This is from President Obama in an op-ed pushing for the TPP:
... China is negotiating a trade deal that would carve up some of the fastest-growing markets in the world at our expense, putting American jobs, businesses and goods at risk.
...
Fortunately, America has a plan of our own that meets each of these goals. As a Pacific power, the United States has pushed to develop a high-standard Trans- Pacific Partnership, a trade deal that puts American workers first and makes sure we write the rules of the road for trade in the 21st century.
... America should write the rules. America should call the shots. Other countries should play by the rules that America and our partners set, and not the other way around.
... The world has changed. The rules are changing with it. The United States, not countries like China, should write them. Let’s seize this opportunity, pass the Trans-Pacific Partnership and make sure America isn’t holding the bag, but holding the pen.
I thought about writing something in response, but I'll just quote Deborah Elms instead:
First, 12 member countries wrote the TPP agreement—Australia, Brunei, Canada, Chile, Japan, Malaysia, Mexico, New Zealand, Peru, Singapore, United States and Vietnam.
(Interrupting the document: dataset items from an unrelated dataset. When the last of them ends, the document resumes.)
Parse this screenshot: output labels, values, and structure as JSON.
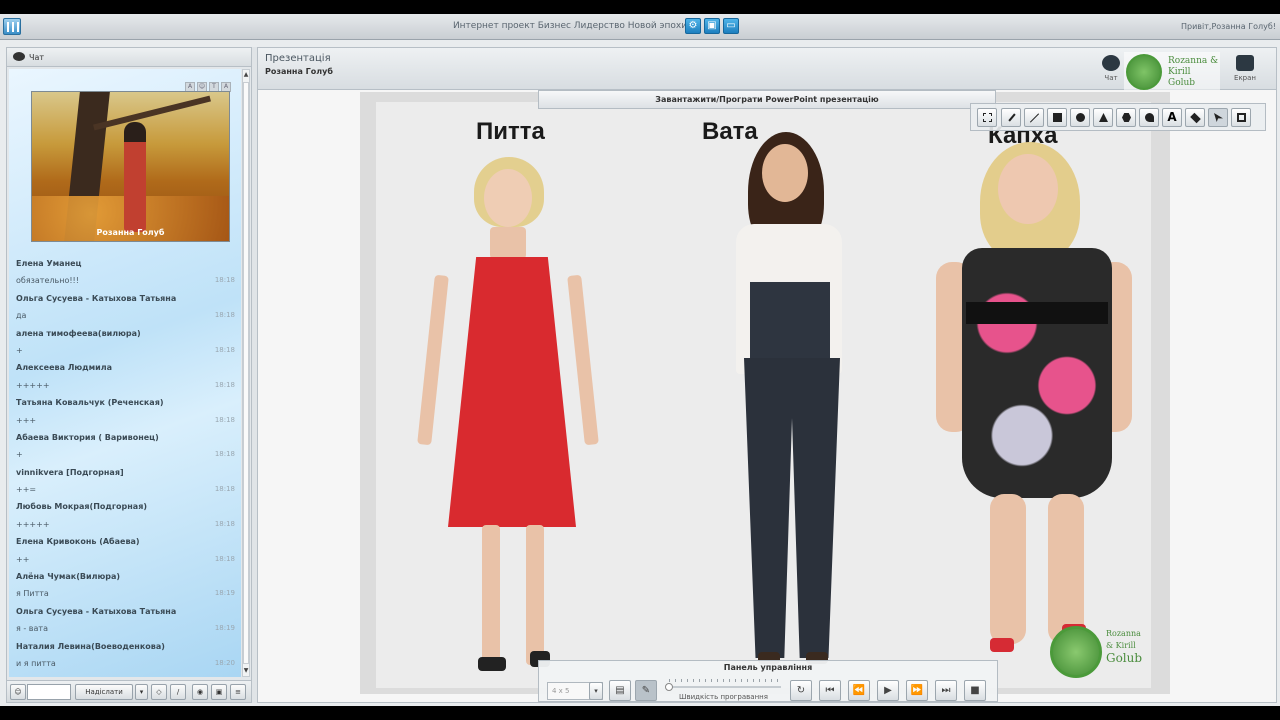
{
  "topbar": {
    "title": "Интернет проект Бизнес Лидерство Новой эпохи",
    "greeting": "Привіт,Розанна Голуб!"
  },
  "chat": {
    "title": "Чат",
    "video_caption": "Розанна Голуб",
    "messages": [
      {
        "name": "Елена Уманец",
        "text": "обязательно!!!",
        "time": "18:18"
      },
      {
        "name": "Ольга Сусуева - Катыхова Татьяна",
        "text": "да",
        "time": "18:18"
      },
      {
        "name": "алена тимофеева(вилюра)",
        "text": "+",
        "time": "18:18"
      },
      {
        "name": "Алексеева Людмила",
        "text": "+++++",
        "time": "18:18"
      },
      {
        "name": "Татьяна Ковальчук (Реченская)",
        "text": "+++",
        "time": "18:18"
      },
      {
        "name": "Абаева Виктория ( Варивонец)",
        "text": "+",
        "time": "18:18"
      },
      {
        "name": "vinnikvera [Подгорная]",
        "text": "++=",
        "time": "18:18"
      },
      {
        "name": "Любовь Мокрая(Подгорная)",
        "text": "+++++",
        "time": "18:18"
      },
      {
        "name": "Елена Кривоконь (Абаева)",
        "text": "++",
        "time": "18:18"
      },
      {
        "name": "Алёна Чумак(Вилюра)",
        "text": "я Питта",
        "time": "18:19"
      },
      {
        "name": "Ольга Сусуева - Катыхова Татьяна",
        "text": "я - вата",
        "time": "18:19"
      },
      {
        "name": "Наталия Левина(Воеводенкова)",
        "text": "и я питта",
        "time": "18:20"
      }
    ],
    "send_label": "Надіслати"
  },
  "presentation": {
    "title": "Презентація",
    "presenter": "Розанна Голуб",
    "chat_icon_label": "Чат",
    "screen_icon_label": "Екран",
    "brand_line1": "Rozanna & Kirill",
    "brand_line2": "Golub",
    "upload_label": "Завантажити/Програти PowerPoint презентацію",
    "slide": {
      "labels": [
        "Питта",
        "Вата",
        "Капха"
      ]
    },
    "control_panel": {
      "title": "Панель управління",
      "grid_value": "4 x 5",
      "speed_label": "Швидкість програвання"
    }
  },
  "colors": {
    "accent": "#1d7fbf",
    "pitta_dress": "#d92a2f",
    "kapha_dress": "#e7538c"
  }
}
The United States, by virtue of its overwhelming economic size and strength within this grouping, had an outsized influence in the negotiations, but it should not forget that the other 11 members also played key roles.
Many of these partners stepped up to the plate and agreed to take on significantly harder, deeper and more substantial domestic reforms than anything the Americans have agreed to do in the TPP. The most challenging elements of the agreement for many TPP members came about because the United States insisted on including these provisions.
A negotiation, after all, is a compromise and no country ever gets everything that it wants in an agreement. The US got most of what it asked for, but not all.
...
Second, and perhaps more important, bringing China into the equation as the “bad guy” is going to do substantial long-term harm. This is damaging to the United States, to China, to the TPP and to the global economy.
The long-term objective is to connect China and the United States together in a trade agreement that meets the high standards that Obama discusses in his article. Such an outcome will never be met if China is painted from the outset as somehow “outside” the bounds of such behavior.